Тома кивает сам себе: стоило догадаться.
«Мои уже попросили полную коллекцию твоих фоток, поставили оценку в девять из десяти (скинули балл за то, что у тебя во всём Инстаграме какое-то сучье выражение лица) и ждут, пока я их с тобой познакомлю».
— Они знали моего первого парня, — Тома думает и уточняет: — И последнего. В смысле, что он мой парень, а не что очень близкий друг с высокой степенью тактильности. Мама приняла легко, она всегда за меня радуется — даже когда я в детстве разрисовал её любимые обои, она решила, что я был рождён стать художником. Папе понадобилось больше времени, но… сейчас всё хорошо.
«Кстати, они приедут через месяц на тебя посмотреть» — это откровение Тома решает отложить на потом. На какой-нибудь более подходящий момент, скажем, когда он будет ехать в аэропорт, чтобы их забрать.
Аято поводит плечами и вдруг как-то несчастно делится:
— Я даже завидую.

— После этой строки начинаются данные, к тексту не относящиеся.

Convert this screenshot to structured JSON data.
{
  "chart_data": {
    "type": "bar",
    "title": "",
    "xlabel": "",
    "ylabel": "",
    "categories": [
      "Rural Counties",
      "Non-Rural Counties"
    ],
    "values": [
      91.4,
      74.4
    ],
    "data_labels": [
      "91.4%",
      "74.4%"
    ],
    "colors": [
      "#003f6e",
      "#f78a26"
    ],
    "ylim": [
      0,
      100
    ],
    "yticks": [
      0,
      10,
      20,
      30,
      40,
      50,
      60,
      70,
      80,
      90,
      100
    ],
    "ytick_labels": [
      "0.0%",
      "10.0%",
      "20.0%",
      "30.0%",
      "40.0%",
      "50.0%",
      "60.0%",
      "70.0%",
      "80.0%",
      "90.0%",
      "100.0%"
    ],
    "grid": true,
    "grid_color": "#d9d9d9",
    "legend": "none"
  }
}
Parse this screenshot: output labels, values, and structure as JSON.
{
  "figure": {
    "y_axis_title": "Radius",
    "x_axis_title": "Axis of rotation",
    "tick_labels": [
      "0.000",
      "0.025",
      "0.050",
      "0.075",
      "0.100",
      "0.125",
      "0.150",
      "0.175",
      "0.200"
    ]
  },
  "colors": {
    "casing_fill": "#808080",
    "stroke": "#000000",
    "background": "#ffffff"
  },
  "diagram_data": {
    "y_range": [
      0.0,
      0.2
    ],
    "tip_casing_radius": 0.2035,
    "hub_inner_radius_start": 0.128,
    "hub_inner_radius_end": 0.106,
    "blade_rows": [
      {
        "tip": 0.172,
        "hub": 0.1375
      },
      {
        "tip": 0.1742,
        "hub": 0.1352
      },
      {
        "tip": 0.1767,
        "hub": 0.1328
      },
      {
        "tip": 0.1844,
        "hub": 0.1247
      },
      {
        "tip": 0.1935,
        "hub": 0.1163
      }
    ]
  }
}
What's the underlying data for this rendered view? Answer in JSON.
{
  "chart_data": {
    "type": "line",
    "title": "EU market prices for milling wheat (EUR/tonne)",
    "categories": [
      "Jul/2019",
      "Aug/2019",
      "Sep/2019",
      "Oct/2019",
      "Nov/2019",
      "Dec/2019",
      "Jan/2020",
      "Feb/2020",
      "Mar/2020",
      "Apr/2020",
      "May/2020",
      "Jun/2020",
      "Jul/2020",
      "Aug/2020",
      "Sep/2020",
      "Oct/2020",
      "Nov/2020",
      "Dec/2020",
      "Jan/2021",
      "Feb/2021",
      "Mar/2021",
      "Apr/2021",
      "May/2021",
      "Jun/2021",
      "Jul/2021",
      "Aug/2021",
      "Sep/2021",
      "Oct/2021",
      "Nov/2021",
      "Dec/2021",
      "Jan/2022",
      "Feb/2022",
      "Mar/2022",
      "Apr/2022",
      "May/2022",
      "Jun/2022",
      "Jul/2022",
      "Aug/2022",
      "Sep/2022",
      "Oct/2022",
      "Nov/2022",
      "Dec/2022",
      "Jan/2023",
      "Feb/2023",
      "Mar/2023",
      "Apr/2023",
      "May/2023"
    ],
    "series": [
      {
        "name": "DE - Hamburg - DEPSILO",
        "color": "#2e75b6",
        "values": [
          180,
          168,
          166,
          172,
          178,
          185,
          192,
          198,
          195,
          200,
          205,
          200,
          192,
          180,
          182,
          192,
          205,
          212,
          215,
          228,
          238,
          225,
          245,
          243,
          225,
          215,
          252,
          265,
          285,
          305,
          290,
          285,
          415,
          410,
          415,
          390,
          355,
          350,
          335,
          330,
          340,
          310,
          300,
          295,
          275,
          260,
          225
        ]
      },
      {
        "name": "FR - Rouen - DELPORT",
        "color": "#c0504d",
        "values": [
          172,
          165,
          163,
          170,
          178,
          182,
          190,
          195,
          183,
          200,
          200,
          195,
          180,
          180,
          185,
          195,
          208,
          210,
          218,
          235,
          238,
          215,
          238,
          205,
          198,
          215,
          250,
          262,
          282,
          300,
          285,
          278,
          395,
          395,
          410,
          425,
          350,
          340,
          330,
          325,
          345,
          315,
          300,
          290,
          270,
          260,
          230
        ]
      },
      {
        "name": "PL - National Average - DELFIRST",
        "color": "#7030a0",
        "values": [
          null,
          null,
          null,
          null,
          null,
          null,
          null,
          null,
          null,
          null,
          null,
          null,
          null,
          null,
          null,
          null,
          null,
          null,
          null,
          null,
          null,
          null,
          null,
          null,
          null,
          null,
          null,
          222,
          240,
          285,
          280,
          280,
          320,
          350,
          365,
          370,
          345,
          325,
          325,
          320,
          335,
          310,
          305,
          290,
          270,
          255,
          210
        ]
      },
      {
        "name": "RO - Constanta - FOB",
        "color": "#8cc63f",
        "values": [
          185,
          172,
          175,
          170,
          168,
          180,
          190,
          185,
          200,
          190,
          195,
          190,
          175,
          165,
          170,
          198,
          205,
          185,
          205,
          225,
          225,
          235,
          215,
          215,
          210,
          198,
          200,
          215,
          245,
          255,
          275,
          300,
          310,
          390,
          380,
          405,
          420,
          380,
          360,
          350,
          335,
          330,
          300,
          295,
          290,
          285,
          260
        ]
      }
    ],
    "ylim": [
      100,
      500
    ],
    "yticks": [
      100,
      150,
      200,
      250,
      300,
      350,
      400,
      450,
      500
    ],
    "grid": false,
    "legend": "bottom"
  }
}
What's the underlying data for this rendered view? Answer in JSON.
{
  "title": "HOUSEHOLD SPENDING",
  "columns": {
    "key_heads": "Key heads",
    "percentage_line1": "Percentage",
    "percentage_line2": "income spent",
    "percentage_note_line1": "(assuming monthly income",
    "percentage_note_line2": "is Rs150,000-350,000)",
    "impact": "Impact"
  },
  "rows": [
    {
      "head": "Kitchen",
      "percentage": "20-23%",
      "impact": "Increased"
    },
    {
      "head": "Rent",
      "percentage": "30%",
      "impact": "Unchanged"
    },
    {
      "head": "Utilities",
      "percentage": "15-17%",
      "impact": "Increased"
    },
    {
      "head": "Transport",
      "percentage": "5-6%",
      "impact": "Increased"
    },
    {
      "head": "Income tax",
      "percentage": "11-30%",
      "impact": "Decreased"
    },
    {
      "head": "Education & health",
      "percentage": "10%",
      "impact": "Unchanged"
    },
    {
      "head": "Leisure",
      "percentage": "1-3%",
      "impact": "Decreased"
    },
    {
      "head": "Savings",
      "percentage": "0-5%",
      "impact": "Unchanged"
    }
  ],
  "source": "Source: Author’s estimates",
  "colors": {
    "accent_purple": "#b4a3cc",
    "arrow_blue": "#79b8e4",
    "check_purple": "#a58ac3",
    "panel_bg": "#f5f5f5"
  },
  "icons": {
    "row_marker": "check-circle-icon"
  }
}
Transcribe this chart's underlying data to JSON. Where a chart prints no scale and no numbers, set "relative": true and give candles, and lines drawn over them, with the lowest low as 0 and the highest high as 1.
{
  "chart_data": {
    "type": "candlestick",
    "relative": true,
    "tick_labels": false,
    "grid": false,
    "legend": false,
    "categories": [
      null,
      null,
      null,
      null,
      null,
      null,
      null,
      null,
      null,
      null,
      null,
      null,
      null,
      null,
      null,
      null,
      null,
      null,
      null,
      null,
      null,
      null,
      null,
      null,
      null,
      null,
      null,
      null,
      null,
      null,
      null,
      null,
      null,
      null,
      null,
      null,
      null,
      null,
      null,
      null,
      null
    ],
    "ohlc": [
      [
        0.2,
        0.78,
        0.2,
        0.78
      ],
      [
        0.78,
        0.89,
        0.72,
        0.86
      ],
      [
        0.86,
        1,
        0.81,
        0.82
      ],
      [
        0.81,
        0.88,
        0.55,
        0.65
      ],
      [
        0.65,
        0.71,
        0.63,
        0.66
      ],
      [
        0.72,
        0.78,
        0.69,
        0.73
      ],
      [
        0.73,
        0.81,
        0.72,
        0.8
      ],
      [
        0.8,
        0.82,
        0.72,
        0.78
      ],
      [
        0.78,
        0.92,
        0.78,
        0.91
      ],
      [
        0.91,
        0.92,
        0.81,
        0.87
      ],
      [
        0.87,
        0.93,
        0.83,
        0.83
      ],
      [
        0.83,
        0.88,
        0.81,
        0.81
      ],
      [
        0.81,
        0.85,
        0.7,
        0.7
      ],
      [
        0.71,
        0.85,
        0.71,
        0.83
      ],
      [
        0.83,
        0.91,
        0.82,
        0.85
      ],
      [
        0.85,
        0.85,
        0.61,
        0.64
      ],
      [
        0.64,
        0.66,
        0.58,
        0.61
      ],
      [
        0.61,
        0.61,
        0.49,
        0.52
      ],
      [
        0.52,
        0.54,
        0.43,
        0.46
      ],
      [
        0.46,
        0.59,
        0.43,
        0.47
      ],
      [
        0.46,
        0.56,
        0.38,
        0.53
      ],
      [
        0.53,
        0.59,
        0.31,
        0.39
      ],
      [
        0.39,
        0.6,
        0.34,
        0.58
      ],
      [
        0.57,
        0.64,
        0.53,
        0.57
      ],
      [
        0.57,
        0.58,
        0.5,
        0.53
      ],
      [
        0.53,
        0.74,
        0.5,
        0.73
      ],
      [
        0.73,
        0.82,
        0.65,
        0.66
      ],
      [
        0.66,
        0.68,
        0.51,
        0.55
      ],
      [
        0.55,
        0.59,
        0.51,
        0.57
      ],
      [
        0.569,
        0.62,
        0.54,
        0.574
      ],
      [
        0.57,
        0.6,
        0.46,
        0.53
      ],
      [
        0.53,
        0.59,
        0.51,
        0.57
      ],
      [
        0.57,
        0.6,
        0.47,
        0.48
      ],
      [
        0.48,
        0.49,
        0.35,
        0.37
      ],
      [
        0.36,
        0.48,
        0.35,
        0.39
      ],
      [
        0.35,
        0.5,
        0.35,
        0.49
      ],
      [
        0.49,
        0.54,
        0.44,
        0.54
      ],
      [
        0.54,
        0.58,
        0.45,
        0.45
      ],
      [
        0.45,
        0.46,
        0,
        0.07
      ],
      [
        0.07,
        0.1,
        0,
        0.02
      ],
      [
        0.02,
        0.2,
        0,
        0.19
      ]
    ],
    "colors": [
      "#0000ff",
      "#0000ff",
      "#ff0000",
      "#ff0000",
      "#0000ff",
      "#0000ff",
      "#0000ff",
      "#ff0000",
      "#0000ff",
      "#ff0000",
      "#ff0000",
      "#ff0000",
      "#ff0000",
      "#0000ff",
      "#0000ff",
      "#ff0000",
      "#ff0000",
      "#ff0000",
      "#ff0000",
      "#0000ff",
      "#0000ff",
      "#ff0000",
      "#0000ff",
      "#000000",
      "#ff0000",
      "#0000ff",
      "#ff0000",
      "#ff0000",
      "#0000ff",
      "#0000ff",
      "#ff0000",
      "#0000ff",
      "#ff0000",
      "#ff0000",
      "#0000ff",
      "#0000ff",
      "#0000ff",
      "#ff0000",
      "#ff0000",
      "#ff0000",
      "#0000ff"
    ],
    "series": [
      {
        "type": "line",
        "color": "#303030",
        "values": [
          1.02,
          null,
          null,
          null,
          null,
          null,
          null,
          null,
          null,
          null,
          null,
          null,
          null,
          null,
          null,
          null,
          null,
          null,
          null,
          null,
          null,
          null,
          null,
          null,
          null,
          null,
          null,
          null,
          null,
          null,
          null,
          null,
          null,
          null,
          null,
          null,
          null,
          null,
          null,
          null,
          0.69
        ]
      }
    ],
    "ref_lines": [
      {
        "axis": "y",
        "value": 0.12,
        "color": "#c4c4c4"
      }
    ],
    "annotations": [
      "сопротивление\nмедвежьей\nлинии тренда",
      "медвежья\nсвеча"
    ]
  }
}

В этом плане. В смысле, с моим расписанием…
Он не договаривает, но Тома понимает без слов — и только стискивает пальцы на ладони Аято, показывая, что можно не продолжать.
Им по двадцать один — это время, когда юношеский максимализм ещё не отпускает и любые отношения с такой концентрацией влюблённости обязательно «навсегда» и «мне больше никто не нужен». Фишка в том, что их, скорее всего, далеко не «навсегда» даже без здорового реализма омрачится фактом птичьих прав. Тома в жизни не сможет взять Аято за руку в приличном обществе, назвать господина Камисато (не этого, постарше) папой, просто чтобы посмотреть на его реакцию, или элементарно чмокнуть Аято в щёку за семейным ужином. Это не потому что Аято ханжа, боится не вписаться в стандарты или остаться без денег…
(хотя, возможно, это тоже)
…а потому что Тома сломает ему спокойную жизнь и блестящую карьеру.
И это не считая того, что у них в принципе осталось каких-то несчастных два месяца — даже меньше.
Два месяца вдруг кажутся такой секундой, которую они тратят на болтовню и попытки узнать друг друга получше, что Тома не придумывает, как справиться с этим свербящим чувством в груди иначе, — он просто. Подаётся вперёд и целует. Потому что ему хочется и потому что он может.
Аято, очевидно, улавливает этот что-то-не-так-настрой: обхватывает его лицо ладонями, отвечает медленно, спокойно. У него всегда удивительно легко выходит понимать, в какой категории поцелуев Тома нуждается конкретно сейчас, и Тома… наверное, любит его ещё и за это.
Даже приходя к тому, что поцелуи он тоже начинает делить на категории.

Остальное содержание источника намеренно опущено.